Every year he undertook a long, ambitious expedition - one year going west to the Caucasus mountains and Azerbaijan, where another pomegranate collection was maintained, the next travelling to central Asia as far east as the Amu-Darya River on the borders of Afghanistan, Turkmenistan and Uzbekistan and to the  Western Pamirs and Tien Shans. He brings alive the excitement, romance and dangers of plant hunting. In pursuit of pomegranates on one perilous climb in the Tupolang River Gorge in the Hissar range in Uzbekistan he joined a group of foresters who were carrying sacks of flour on donkeys to their mountain settlements. The  path, hung high up in the mountains overlooking the river, was very narrow and at places only an ‘overing’, a swaying platform made from a lattice work of poles and stakes overlaid with branches, where the donkeys’ legs would often fall through. There were at least 25 ‘overings’  to negotiate before they reached the first settlement, but on the second day he made the exciting discovery of wild pomegranate populations not merely abandoned cultivated bushes as formerly thought in the Tupolang Gorge.
     
He finds and selects soft seeded pomegranates and ones that do not crack, both valuable commercial features, and tracks down pomegranates with pink flowers and even yellow petals instead of the usual red blooms and a ‘black’, in fact violet blue, skinned and fleshed pomegranate. The centre attracts visitors and material from the collection is dispatched all over the world - Garrigala pomegranates make up 51% of the University of Davis collection in California.  But  the Garrigala collection, the world’s largest for pomegranates, became endangered and may now be greatly depleted or worse. Following the fall of the Soviet Union and independence of Turkmenistan in 1991 came a financial crisis. The Turkmenistan government gradually cut back funding and with reduced staff and resources the collections were at risk. Levin spoke of their plight on the BBC World Service but, unable to tolerate the situation anymore, in 2001 he left with his wife to live in Israel, where their son had earlier settled. Yet politics intervene again: by moving to Israel he was cut off  from a former contact in Tunisia and other Muslim countries where pomegranates are widely grown and to his dismay the pomegranates that he sent to Israel, while thriving, were identified by numbers instead of the names he had given to these selected, superior varieties making his successes inaccessible to other researchers wishing to propagate them.  

Levin interweaves the story of his own life with his passion for pomegranates, which does not always make for an easy, or logical read, but nevertheless a fascinating narrative.

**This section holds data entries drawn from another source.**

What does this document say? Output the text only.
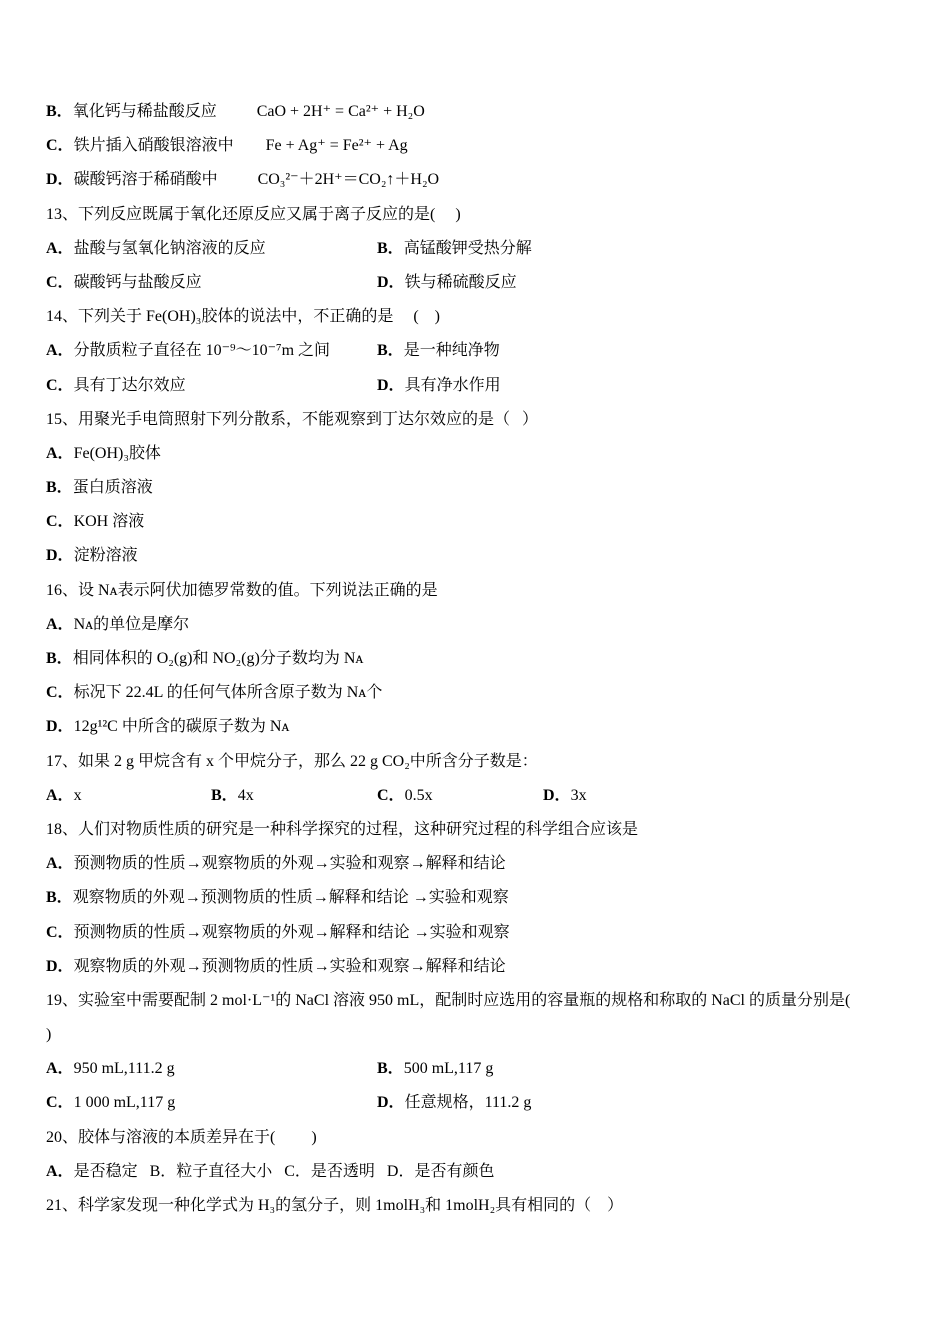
B．氧化钙与稀盐酸反应          CaO + 2H⁺ = Ca²⁺ + H₂O
C．铁片插入硝酸银溶液中        Fe + Ag⁺ = Fe²⁺ + Ag
D．碳酸钙溶于稀硝酸中          CO₃²⁻＋2H⁺＝CO₂↑＋H₂O
13、下列反应既属于氧化还原反应又属于离子反应的是(     )
A．盐酸与氢氧化钠溶液的反应	B．高锰酸钾受热分解
C．碳酸钙与盐酸反应	D．铁与稀硫酸反应
14、下列关于 Fe(OH)₃胶体的说法中，不正确的是     (    )
A．分散质粒子直径在 10⁻⁹～10⁻⁷m 之间	B．是一种纯净物
C．具有丁达尔效应	D．具有净水作用
15、用聚光手电筒照射下列分散系，不能观察到丁达尔效应的是（   ）
A．Fe(OH)₃胶体
B．蛋白质溶液
C．KOH 溶液
D．淀粉溶液
16、设 Nᴀ表示阿伏加德罗常数的值。下列说法正确的是
A．Nᴀ的单位是摩尔
B．相同体积的 O₂(g)和 NO₂(g)分子数均为 Nᴀ
C．标况下 22.4L 的任何气体所含原子数为 Nᴀ个
D．12g¹²C 中所含的碳原子数为 Nᴀ
17、如果 2 g 甲烷含有 x 个甲烷分子，那么 22 g CO₂中所含分子数是：
A．x	B．4x	C．0.5x	D．3x
18、人们对物质性质的研究是一种科学探究的过程，这种研究过程的科学组合应该是
A．预测物质的性质→观察物质的外观→实验和观察→解释和结论
B．观察物质的外观→预测物质的性质→解释和结论 →实验和观察
C．预测物质的性质→观察物质的外观→解释和结论 →实验和观察
D．观察物质的外观→预测物质的性质→实验和观察→解释和结论
19、实验室中需要配制 2 mol·L⁻¹的 NaCl 溶液 950 mL，配制时应选用的容量瓶的规格和称取的 NaCl 的质量分别是(
)
A．950 mL,111.2 g	B．500 mL,117 g
C．1 000 mL,117 g	D．任意规格，111.2 g
20、胶体与溶液的本质差异在于(         )
A．是否稳定   B．粒子直径大小   C．是否透明   D．是否有颜色
21、科学家发现一种化学式为 H₃的氢分子，则 1molH₃和 1molH₂具有相同的（    ）
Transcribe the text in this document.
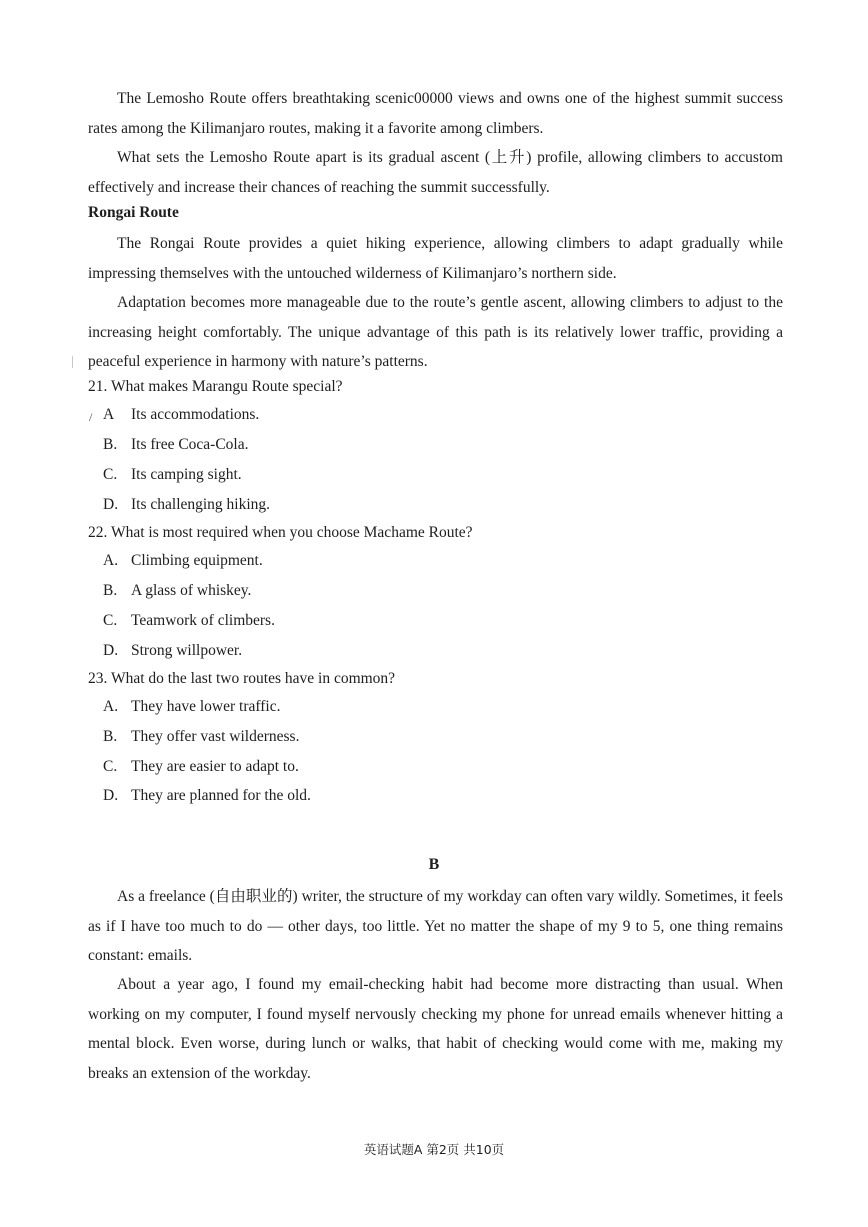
The Lemosho Route offers breathtaking scenic00000 views and owns one of the highest summit success rates among the Kilimanjaro routes, making it a favorite among climbers.

What sets the Lemosho Route apart is its gradual ascent (上升) profile, allowing climbers to accustom effectively and increase their chances of reaching the summit successfully.

Rongai Route

The Rongai Route provides a quiet hiking experience, allowing climbers to adapt gradually while impressing themselves with the untouched wilderness of Kilimanjaro’s northern side.

Adaptation becomes more manageable due to the route’s gentle ascent, allowing climbers to adjust to the increasing height comfortably. The unique advantage of this path is its relatively lower traffic, providing a peaceful experience in harmony with nature’s patterns.

21. What makes Marangu Route special?

/ A Its accommodations.

B. Its free Coca-Cola.

C. Its camping sight.

D. Its challenging hiking.

22. What is most required when you choose Machame Route?

A. Climbing equipment.

B. A glass of whiskey.

C. Teamwork of climbers.

D. Strong willpower.

23. What do the last two routes have in common?

A. They have lower traffic.

B. They offer vast wilderness.

C. They are easier to adapt to.

D. They are planned for the old.

B

As a freelance (自由职业的) writer, the structure of my workday can often vary wildly. Sometimes, it feels as if I have too much to do — other days, too little. Yet no matter the shape of my 9 to 5, one thing remains constant: emails.

About a year ago, I found my email-checking habit had become more distracting than usual. When working on my computer, I found myself nervously checking my phone for unread emails whenever hitting a mental block. Even worse, during lunch or walks, that habit of checking would come with me, making my breaks an extension of the workday.

英语试题A 第2页 共10页
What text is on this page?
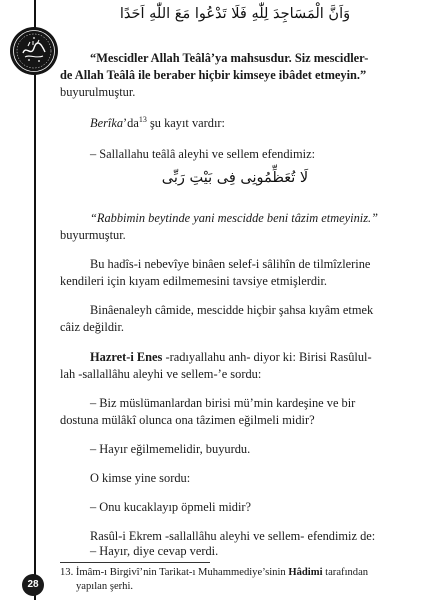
28
وَاَنَّ الْمَسَاجِدَ لِلّٰهِ فَلَا تَدْعُوا مَعَ اللّٰهِ اَحَدًا

“Mescidler Allah Teâlâ’ya mahsusdur. Siz mescidler-

de Allah Teâlâ ile beraber hiçbir kimseye ibâdet etmeyin.”

buyurulmuştur.

$Berîka’da^{13}$ şu kayıt vardır:

– Sallallahu teâlâ aleyhi ve sellem efendimiz:

لَا تُعَظِّمُونِى فِى بَيْتِ رَبِّى

“Rabbimin beytinde yani mescidde beni tâzim etmeyiniz.”

buyurmuştur.

Bu hadîs-i nebevîye binâen selef-i sâlihîn de tilmîzlerine

kendileri için kıyam edilmemesini tavsiye etmişlerdir.

Binâenaleyh câmide, mescidde hiçbir şahsa kıyâm etmek

câiz değildir.

Hazret-i Enes -radıyallahu anh- diyor ki: Birisi Rasûlul-

lah -sallallâhu aleyhi ve sellem-’e sordu:

– Biz müslümanlardan birisi mü’min kardeşine ve bir

dostuna mülâkî olunca ona tâzimen eğilmeli midir?

– Hayır eğilmemelidir, buyurdu.

O kimse yine sordu:

– Onu kucaklayıp öpmeli midir?

Rasûl-i Ekrem -sallallâhu aleyhi ve sellem- efendimiz de:

– Hayır, diye cevap verdi.

13. İmâm-ı Birgivî’nin Tarikat-ı Muhammediye’sinin Hâdimi tarafından
yapılan şerhi.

And he does not neglect the pomegranate’s long history as a symbol of fertility and plenty, a decorative icon in art and  literature, and its current fashionable medicinal benefits. He remembers how they used to make pomegranate juice at Garrigala and the wild pomegranates colouring the roofs of Turkmen homes during the summer as they dried for use as a flavouring, turshi, meaning sour. 

Now tremendously saddened by events and far from his beloved mountains, at the Jewish festival, Tu bishvat, the ‘New Year of Trees’ in late January when the first almonds come into flower and pomegranates along with other fruits are served, Levin quotes the traditional saying ‘ May it be your design, Oh Almighty, that our achievements multiply like pomegranate seeds’.  I hope that he can realise his ambition to write more about his work, the Garrigala collections, and his expeditions. At least we have this absorbing account, although only through the determination of  California journalist, Barbara Baer, who heard Levin’s BBC radio appeal, tracked him down in Israel, encouraged him to write and saw the manuscript through translation and publication with the help of  ‘Planet Pomegranate’, Levin’s name for a supportive international circle of pomegranate lovers. 


Joan Morgan



Pomegranate Roads; A Soviet Botanist’s Exile fom Eden by Dr. Gregory M. Levin; translated from the Russian by Margaret Hopstein, edited by Barbara L. Baer; published 2006 by Floreant Press, California; $19.95; pp183, illustrated with colour plates and black and white photos.